Okay. Need a little background info first... what kind of insulator? any embossing? Is it threaded? Is the metal rod still in the wood screw?


----------



## JOETHECROW (Oct 16, 2010)

Dry heat (like a woodstoove, or heat duct),...might have the desired affect ver a few days. The damp wood may be swollen tight in there.


----------



## JOETHECROW (Oct 16, 2010)

Is the wood still protruding out the bottom?


----------



## suzanne (Oct 16, 2010)

It's a hemingway 42 teal.  Common.  the steel peg is out but the wood core which is threaded and not sticking out so you can get ahold of it is tightly stuck.  I will try the heat idea.  The wood is indeed wet and swollen.  Thanks, guys.


----------



## cyberdigger (Oct 16, 2010)

Try one of those oversized screwdrivers you auto mechanics tend to have.. jab it in the wood where the steel was and give her a little torque.. it's a Hemingray 42, for chrissakes, the wood is probably more valuable than the insulator!


----------



## suzanne (Oct 16, 2010)

I tried that Charlie.  Your helpfulness is exceeded only by your diplomacy.


----------



## cyberdigger (Oct 16, 2010)

Just doing my job, ma'am.. you want me to get all mushy over a Hemingray 42? You will have to drink me under the table first..


----------



## suzanne (Oct 16, 2010)

I don't know about that.  I am trying to cut down on my drinking as it  was getting out of hand.   I was wondering, are you a union painter, and if you are, how are the jobs going.  Construction/manufacturing is very depressed here and every week  another factory closes.  Only non-union shops are hiring.


----------



## cyberdigger (Oct 16, 2010)

I'm in the referral business.. self-employed since 1993.. this was an off year but not as bad as '09.. tell you what.. let that wood dry out a bit, it will shrink, it will fall out helplessly, like a shamed man...


----------



## suzanne (Oct 16, 2010)

You are funny.  Thanks for the laugh and the advice.


----------



## cyberdigger (Oct 16, 2010)

..just doin my job, ma'am..


----------



## epackage (Oct 16, 2010)

Suzanne you can get that valuable piece of wood out by smashing the insulator with a hammer into little pieces, please wear safety glasses and do it outside.....:O)


----------



## suzanne (Oct 17, 2010)

This is why I never listen to plumbers.


----------



## old.s.bottles (Oct 17, 2010)

Maybe carefully drill down the center of the wood into the hole, then put a screw into the wood and use that to twist it and/or pull it out? That's if the other methods haven't worked. I respect the intrinsic value of the insulator. []
 -Anders


----------



## old.s.bottles (Oct 17, 2010)

i don't know if intrinsic is the word I was looking for but you get what I mean right?


----------



## epackage (Oct 17, 2010)

> ORIGINAL:  suzanne
> 
> This is why I never listen to plumbers.Â Â


 LOL......[8D]


----------



## suzanne (Oct 18, 2010)

Yes, you mean that you realize that this is a special insulator.

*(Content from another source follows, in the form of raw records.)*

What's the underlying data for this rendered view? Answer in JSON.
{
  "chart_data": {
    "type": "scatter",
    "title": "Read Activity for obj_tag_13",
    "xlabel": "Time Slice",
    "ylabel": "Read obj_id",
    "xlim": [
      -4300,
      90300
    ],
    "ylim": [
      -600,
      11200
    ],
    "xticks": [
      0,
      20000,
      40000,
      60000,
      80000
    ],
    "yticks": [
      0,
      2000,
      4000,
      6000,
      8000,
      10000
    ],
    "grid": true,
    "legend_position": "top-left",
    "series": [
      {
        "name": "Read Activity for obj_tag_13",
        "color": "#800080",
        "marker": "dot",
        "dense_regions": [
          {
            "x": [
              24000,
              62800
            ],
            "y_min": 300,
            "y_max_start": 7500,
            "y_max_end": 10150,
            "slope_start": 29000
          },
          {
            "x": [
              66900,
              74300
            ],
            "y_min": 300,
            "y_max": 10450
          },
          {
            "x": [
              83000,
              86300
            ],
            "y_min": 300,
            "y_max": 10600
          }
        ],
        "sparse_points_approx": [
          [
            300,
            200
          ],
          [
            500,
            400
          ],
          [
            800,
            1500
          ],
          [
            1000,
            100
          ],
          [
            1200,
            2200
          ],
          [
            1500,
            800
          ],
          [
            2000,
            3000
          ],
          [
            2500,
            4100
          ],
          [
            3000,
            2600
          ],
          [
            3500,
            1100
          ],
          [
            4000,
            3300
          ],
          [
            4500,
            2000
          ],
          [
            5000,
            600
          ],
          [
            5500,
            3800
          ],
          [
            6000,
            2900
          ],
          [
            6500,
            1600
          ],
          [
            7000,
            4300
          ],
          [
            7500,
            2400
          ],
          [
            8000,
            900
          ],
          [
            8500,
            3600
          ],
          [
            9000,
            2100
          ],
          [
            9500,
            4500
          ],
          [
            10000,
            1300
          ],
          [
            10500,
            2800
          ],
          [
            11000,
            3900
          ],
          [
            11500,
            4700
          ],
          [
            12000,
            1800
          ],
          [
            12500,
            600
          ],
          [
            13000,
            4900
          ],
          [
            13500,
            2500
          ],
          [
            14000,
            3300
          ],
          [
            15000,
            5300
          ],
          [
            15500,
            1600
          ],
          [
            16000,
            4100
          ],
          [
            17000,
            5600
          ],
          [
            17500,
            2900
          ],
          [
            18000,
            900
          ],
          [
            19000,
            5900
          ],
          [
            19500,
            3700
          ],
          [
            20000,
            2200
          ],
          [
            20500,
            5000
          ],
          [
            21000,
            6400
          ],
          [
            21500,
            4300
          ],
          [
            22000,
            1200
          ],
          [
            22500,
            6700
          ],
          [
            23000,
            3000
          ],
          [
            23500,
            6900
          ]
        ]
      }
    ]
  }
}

 I know you all are having a good laugh but I never found an insulator before, so go ahead, have fun, when I get the peg out and wash it all who lay eyes on it will be astounded at it's beauty.


----------



## BillinMo (Nov 12, 2010)

Holy cow... I can't believe I didn't notice this thread before. 

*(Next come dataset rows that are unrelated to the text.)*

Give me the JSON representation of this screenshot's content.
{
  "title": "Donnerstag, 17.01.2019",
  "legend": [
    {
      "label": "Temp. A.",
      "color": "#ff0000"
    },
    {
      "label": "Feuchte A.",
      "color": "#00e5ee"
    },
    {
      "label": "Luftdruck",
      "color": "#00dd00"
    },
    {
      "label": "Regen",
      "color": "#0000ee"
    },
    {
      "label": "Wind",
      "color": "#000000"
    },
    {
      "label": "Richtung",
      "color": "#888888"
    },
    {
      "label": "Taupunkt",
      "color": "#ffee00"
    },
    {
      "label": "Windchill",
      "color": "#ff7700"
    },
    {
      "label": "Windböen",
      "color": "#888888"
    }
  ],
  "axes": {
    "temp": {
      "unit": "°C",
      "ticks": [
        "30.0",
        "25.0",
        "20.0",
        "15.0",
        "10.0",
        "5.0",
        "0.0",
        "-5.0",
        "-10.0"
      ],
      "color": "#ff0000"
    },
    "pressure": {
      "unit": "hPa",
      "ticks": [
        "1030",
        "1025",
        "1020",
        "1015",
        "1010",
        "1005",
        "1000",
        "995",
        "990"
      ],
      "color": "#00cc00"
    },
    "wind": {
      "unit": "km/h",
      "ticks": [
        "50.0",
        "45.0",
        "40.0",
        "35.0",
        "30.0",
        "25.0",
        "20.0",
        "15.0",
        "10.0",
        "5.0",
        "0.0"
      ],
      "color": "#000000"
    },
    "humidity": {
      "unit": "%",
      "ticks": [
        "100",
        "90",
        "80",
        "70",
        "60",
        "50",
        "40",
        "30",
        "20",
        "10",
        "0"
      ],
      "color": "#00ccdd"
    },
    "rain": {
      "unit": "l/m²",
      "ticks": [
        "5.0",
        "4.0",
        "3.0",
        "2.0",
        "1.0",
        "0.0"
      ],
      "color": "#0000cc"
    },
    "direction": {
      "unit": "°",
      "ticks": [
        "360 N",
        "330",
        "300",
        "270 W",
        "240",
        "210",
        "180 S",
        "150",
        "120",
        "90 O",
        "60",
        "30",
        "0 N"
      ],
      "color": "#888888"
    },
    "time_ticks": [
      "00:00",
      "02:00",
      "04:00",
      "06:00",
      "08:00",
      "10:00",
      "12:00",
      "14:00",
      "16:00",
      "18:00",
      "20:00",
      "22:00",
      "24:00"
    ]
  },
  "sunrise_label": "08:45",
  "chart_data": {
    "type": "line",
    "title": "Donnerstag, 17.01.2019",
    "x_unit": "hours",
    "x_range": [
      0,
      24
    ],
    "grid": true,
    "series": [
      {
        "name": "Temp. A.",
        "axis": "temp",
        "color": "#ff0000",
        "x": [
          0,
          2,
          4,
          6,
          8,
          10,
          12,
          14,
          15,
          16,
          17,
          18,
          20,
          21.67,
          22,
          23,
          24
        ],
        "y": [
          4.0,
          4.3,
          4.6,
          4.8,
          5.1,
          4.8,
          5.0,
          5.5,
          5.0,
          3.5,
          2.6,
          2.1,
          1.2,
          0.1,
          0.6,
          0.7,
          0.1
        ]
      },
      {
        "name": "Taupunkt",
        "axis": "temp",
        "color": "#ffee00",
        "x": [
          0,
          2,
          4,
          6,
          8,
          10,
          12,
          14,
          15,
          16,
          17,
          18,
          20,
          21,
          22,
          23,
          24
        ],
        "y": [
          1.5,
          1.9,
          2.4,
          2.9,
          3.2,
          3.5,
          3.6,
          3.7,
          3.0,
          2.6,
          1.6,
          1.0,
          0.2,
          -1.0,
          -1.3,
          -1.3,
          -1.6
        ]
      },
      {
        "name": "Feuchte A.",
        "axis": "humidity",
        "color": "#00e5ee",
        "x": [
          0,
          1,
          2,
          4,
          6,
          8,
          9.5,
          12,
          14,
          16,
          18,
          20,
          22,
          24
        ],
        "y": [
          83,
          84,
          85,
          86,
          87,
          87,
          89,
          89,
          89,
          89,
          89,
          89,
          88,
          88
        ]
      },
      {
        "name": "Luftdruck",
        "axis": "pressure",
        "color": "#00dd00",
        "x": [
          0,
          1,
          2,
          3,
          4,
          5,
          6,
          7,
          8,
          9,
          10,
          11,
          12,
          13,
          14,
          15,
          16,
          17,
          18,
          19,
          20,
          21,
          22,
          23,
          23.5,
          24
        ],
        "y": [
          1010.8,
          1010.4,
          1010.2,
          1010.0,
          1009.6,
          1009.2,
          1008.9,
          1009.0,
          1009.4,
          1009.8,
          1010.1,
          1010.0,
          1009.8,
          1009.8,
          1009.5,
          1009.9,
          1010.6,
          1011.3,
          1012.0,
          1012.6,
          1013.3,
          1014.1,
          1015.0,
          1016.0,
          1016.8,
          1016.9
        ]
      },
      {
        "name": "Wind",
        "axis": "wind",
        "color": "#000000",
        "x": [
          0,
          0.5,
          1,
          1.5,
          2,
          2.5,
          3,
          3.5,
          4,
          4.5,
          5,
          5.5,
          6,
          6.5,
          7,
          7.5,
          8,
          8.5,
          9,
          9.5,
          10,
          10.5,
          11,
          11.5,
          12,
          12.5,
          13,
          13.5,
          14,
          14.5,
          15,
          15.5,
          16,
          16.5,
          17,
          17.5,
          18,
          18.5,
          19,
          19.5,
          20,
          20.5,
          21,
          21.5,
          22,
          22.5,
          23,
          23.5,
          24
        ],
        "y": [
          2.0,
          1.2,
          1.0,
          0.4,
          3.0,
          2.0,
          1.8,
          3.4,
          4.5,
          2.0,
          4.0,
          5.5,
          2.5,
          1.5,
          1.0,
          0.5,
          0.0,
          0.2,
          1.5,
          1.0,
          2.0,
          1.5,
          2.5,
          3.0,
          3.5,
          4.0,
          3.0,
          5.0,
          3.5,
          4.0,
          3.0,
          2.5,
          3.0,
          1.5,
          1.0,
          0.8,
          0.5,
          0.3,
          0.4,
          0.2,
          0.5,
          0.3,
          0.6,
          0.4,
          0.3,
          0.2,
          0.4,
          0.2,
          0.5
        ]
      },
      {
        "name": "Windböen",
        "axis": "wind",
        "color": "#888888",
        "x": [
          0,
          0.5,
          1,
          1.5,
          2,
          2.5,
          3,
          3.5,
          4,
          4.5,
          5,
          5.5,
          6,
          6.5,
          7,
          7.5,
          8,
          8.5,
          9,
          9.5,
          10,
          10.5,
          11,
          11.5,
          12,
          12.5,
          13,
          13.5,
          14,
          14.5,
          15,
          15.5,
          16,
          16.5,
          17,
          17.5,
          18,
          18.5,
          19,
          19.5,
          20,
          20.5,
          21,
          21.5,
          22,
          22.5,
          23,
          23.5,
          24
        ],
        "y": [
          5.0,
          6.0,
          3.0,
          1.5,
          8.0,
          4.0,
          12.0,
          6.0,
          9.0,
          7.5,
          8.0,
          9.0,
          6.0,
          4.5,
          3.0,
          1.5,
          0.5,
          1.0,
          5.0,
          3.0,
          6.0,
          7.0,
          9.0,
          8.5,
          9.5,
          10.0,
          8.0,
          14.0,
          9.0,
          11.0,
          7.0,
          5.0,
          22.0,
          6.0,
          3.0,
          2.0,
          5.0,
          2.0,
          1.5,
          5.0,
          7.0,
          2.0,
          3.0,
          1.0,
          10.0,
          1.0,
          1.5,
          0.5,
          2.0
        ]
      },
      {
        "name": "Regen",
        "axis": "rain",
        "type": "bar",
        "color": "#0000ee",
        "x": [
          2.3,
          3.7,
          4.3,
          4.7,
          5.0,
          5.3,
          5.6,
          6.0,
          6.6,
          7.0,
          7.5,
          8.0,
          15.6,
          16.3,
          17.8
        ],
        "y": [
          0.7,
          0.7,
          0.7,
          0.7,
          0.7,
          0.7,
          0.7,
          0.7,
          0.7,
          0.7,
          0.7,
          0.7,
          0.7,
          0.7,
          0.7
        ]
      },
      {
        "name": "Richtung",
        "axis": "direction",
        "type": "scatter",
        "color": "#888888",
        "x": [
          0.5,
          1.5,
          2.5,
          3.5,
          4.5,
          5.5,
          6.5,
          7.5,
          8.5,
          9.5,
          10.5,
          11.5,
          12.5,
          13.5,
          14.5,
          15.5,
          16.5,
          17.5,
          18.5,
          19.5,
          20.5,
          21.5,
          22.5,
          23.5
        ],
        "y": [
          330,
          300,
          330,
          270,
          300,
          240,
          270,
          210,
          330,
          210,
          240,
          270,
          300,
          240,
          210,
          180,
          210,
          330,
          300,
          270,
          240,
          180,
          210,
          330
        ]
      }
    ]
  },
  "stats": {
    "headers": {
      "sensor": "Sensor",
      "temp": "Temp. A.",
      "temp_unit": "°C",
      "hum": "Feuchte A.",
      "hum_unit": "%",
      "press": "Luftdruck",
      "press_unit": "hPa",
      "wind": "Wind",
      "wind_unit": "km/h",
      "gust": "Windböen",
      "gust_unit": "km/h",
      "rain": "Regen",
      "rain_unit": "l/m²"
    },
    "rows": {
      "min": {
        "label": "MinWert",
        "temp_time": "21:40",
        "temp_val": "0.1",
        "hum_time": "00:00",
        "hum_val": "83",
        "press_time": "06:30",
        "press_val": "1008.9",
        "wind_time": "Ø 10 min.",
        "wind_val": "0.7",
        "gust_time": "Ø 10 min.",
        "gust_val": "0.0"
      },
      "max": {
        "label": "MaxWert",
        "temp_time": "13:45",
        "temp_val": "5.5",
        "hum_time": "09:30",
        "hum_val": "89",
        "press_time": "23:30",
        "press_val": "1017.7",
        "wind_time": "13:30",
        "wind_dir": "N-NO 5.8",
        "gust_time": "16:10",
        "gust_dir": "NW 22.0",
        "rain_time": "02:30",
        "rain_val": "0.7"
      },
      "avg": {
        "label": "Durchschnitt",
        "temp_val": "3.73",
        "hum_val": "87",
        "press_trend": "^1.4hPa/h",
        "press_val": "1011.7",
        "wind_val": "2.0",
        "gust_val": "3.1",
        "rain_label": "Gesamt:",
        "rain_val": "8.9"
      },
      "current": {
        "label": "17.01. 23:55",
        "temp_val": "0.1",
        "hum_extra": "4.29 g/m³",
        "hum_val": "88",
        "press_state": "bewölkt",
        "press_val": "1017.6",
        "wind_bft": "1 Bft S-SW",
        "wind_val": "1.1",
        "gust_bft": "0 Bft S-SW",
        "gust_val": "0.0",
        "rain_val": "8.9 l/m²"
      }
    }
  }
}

 Those wooden cobs on a steel pin can be a real PITA when the steel comes out but the wood stays put.  Best thing I've found is just take them inside and let them sit indoors for a few months to let the wood dry out.  Then if it doesn't pull out easily (like Cyber said) take something like a narrow putty knife or chisel, push it into the cob so it sticks, then unscrew it. 

 If it's really, really stuck -- and I think I've only had to do this once -- you can pour lye into the pinhole and let it work on weakening the wood.  It will take a long time and of course you'll need to take all the precautions with using dangerous chemicals.  Then you'll need to chisel out the wood bit by bit. 

 You know, this is an awful lot of work for a Hemingray 42...  come on over and I'll give you a box of them.


----------